15 cameramen filmed the great battle of Stalingrad between August and February 1943. Many of their sequences were included in the film "Stalingrad" (filmmaker L. Varlamov, 1943 ), where one can follow the battle from the beginning to the end.
Films by A. Dovzhenko " battle for Our Soviet Ukraine" (1943), "Victory on the Right-Bank Ukraine and Banishment of German Invaders out of the Soviet Ukrainian Lands" (1944). Later battles were also filmed and shown in the movie theaters in the newsreels, such as: "The Victory on the South", "Kennigsberg", "Vienna", "From Visla to Oder", The Liberated Czechoslovakia" and many others. Events of the last period of World War II were reflected in the film "The Destructions of Japan" (filmmakers Zarkhi and I. Kheifits).
The main subject of documentaries of the post-war period is the reconstruction of the wrecked national economy. The geography of filming was expanded - the Archive possesses materials about and from almost every region of the Soviet Union.
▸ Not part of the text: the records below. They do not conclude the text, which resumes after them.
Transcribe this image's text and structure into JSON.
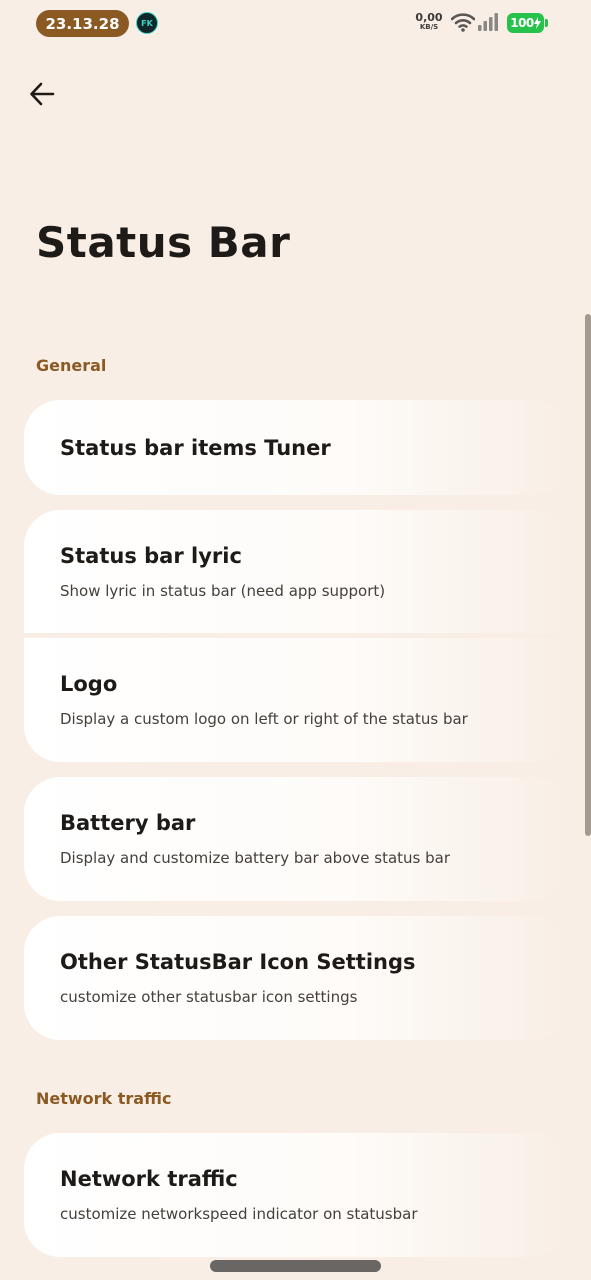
{
  "status_bar": {
    "time": "23.13.28",
    "app_icon_text": "FK",
    "net_speed_value": "0,00",
    "net_speed_unit": "KB/S",
    "battery_level": "100",
    "battery_color": "#27c24c"
  },
  "header": {
    "back_icon": "arrow-left-icon",
    "title": "Status Bar"
  },
  "sections": [
    {
      "header": "General",
      "items": [
        {
          "title": "Status bar items Tuner"
        },
        {
          "title": "Status bar lyric",
          "subtitle": "Show lyric in status bar (need app support)"
        },
        {
          "title": "Logo",
          "subtitle": "Display a custom logo on left or right of the status bar"
        },
        {
          "title": "Battery bar",
          "subtitle": "Display and customize battery bar above status bar"
        },
        {
          "title": "Other StatusBar Icon Settings",
          "subtitle": "customize other statusbar icon settings"
        }
      ]
    },
    {
      "header": "Network traffic",
      "items": [
        {
          "title": "Network traffic",
          "subtitle": "customize networkspeed indicator on statusbar"
        }
      ]
    }
  ],
  "colors": {
    "background": "#f8eee6",
    "accent": "#8b5a23",
    "card": "#ffffff"
  }
}
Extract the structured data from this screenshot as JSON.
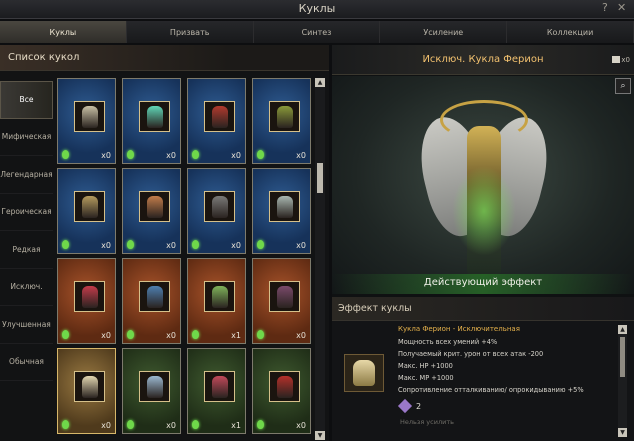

An interesting idea - to film different regions of the country on the same day was used by I. Kopalin and I. Setkina in the film "The Day of the Victor Country" (1948). About 100 cameramen did filming all over the country on August 14, 1947.
Soviet filmmakers tried to film the main events on every continent. Among them -"Liberated China" (filmmaker Gerasimov, 1950), "Victory of the Chinese People" (filmmaker L. Varlamov, 1950). Sequences of wars in Korea, Vietnam, Afghanistan, events in Hungary (1956) and Czechoslovakia (1968). The Archive also keeps the chronicles of the last events in Russia covering almost all spheres of politics, economy and culture.
In 1992 the Archive began to acquire documentary video-tapes. Among them, - interviews of political leaders and performances of famous actors. Most video-tapes are full-length films based on Archive materials: many series about Stalin - " The Monster" by Ivankin, "Andropov U.V. - Life Pages" by O. Uralov, "Romanov Dynasty" by V. Semenuk.
The Krasnogorsk Archive's Film Collection documents the entire history of Russian filmmaking, beginning with the footage of the coronation of Tsar Nicholas II taken by Camile Serf, a cameraman of the Lumiere Brothers in 1896 and continuing with 1,000 films shot before 1917.
The Archive holds almost all periodic newsreels from 1919 to 1985, documenting the news stories of the Soviet Union: politics, wars, disasters, trials, and the people and places of the U.S.S.R. Footage is available concerning both World Wars, the Soviet invasions in Hungary, Czechoslovakia, and Afghanistan, the Cold War and its Cuban Missile Crisis and space race, Vietnam, and the collapse of Communism. The world of literature, art, sports, and the day-to-day life of the Soviet and Russian people are also vividly represented among the films of the Archive.
An extensive collection of photos and negatives within the vaults of the Archive document events from over a century ago to the present. Many early photos were arranged in large albums according to subject. Among these are 300 personal albums of the Tsars. Although mostly documentary in nature, the Archive does hold work by many famous Russian still photographers.
Early photographs include the Russian-Turkish War of 1877-78, the Russian-Japanese War 1904-05, views of early construction, portraits of military officers, and the personal life of the Tsar's family. Events of the Russian Revolutions of 1905 and 1917, the First World War, and the Civil War of 1918-1921 are preserved through photos of street barricades, policemen arrested by citizens, meetings and demonstrations, various battles, funerals of the victims, and portraits of political and military leaders representing all sides. Over 85,000 photos document the Soviet-German front during World War II while revealing the tragedy of retreat and the bitterness of loss, the fury of attacks and the joys of victory. Soviet leaders, economic initiatives, and propaganda in the postwar USSR, are also represented in the Archive.